Continue on to the Oatlands Plantation, built in 1804 by George Carter, a member of one of Virginia’s wealthiest families. The wheat plantation includes a greenhouse built in 1810, one of the oldest still in existence. Travel down to Manassas National Battlefield Park, where two battles took place during the Civil War. In the summer of 1861, the first major land battle of the war took place here. A year later, the Confederate army won a solid victory here to bring it to the height of its power. The Battlefield Visitors Center offers exhibits and an orientation film, while you can tour the battlefield on your own or with a guide.
Warrenton has been home to lawyers and politicians alike, including Supreme Court Justice John Marshall and William Smith, governor of Virginia from 1846 to 1849. The town was occupied by Union and Confederate armies at one point, but stop here to see the range of architectural styles in the historic houses, churches and businesses. The Classic Revival county courthouse built in 1890 and the Old Jail Museum, which dates from 1808, are two must-sees.
Brandy Station Battlefield offers one of the largest cavalry battles of the Civil War. The Brandy Station Foundation and Civil Ware Preservation Trust preserved much of the battlefield, where you can conduct a self-guided tour that includes the Graffiti House museum and walls with writings and drawings by Civil War soldiers.
George Washington first surveyed Culpeper in 1759, and the site contains the Museum of Culpeper History. At Cedar Mountain Battlefield, visit the site of a five-hour battle that left 2,400 dead, wounded or missing.
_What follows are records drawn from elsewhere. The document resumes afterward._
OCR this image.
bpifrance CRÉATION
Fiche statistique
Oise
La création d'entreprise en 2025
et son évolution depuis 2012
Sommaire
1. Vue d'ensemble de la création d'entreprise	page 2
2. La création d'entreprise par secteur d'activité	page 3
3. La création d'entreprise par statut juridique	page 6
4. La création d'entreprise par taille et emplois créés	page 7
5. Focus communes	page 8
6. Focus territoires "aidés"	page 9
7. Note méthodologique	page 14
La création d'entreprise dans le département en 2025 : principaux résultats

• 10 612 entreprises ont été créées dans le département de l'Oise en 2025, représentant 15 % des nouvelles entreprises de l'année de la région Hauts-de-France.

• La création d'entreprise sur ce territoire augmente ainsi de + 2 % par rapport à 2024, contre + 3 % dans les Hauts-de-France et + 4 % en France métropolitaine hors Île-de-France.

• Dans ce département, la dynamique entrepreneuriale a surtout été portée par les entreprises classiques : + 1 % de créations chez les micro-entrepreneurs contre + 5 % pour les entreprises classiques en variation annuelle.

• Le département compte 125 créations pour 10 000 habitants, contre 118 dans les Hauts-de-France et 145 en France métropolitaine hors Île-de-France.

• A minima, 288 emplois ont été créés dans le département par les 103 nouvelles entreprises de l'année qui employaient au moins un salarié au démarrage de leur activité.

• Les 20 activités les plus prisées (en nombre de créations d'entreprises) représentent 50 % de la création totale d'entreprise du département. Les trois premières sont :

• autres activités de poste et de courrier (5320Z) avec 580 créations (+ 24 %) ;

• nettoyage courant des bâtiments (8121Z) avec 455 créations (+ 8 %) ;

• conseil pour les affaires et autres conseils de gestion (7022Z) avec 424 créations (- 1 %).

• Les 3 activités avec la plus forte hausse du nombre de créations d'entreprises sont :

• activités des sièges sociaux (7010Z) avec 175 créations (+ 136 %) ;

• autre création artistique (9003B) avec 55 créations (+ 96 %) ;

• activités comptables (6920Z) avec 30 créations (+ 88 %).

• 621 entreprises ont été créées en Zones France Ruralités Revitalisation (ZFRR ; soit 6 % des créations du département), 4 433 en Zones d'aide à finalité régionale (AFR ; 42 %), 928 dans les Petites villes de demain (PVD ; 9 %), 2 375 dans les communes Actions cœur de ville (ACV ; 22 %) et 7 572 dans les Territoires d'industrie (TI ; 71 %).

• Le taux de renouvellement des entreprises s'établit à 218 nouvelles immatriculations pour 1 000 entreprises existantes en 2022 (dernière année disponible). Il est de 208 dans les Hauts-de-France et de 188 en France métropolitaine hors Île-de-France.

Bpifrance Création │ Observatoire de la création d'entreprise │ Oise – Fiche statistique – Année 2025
Next, Orange served as a railroad junction during the Civil War. The town offers a variety of architecture from the early 19th century through the early 20th century, when whole blocks of downtown were rebuilt after the 1908 fire.
Your next stop takes you to Montpelier, where James Madison, the fourth U.S. President, spent his life. His mansion sits on a 2,700-acre estate with farmlands, forests, formal gardens, 135 buildings and a steeplechase course added in the 20th century. The site also includes a National Natural Landmark old-growth forest.
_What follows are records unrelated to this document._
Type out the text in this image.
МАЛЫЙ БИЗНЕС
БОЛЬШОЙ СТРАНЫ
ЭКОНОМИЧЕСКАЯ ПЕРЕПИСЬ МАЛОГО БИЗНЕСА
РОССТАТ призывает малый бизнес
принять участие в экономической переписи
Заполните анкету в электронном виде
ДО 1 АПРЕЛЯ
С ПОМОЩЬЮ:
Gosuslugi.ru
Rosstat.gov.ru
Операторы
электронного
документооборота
Barboursville Ruins, a mansion Thomas Jefferson designed for his friend James Barbour in 1822, is a brick Flemish-bond mansion with a hipped roof that originally stood two stories high over an English basement. A fire destroyed the home in 1884, but the ruins today are a beautiful testimony to the building’s architecture and design. Next stop at Ash Lawn-Highland, a historic mansion owned by President James Monroe and his wife from 1793 to 1826 and their official residence from 1799 to 1823. The 535-acre site includes a working farm and performing arts site.
Monticello may well be one of the highlights of this journey. Thomas Jefferson called this mansion home. The home sits on the summit of an 850-foot peak within the Southwest Mountains. Here you can tour the gardens and home of the principal author of the Declaration of Independence, the third president and founder of the University of Virginia. While Monticello is the highlight of Charlottesville, the town features a pedestrian Main Street and historic residential districts.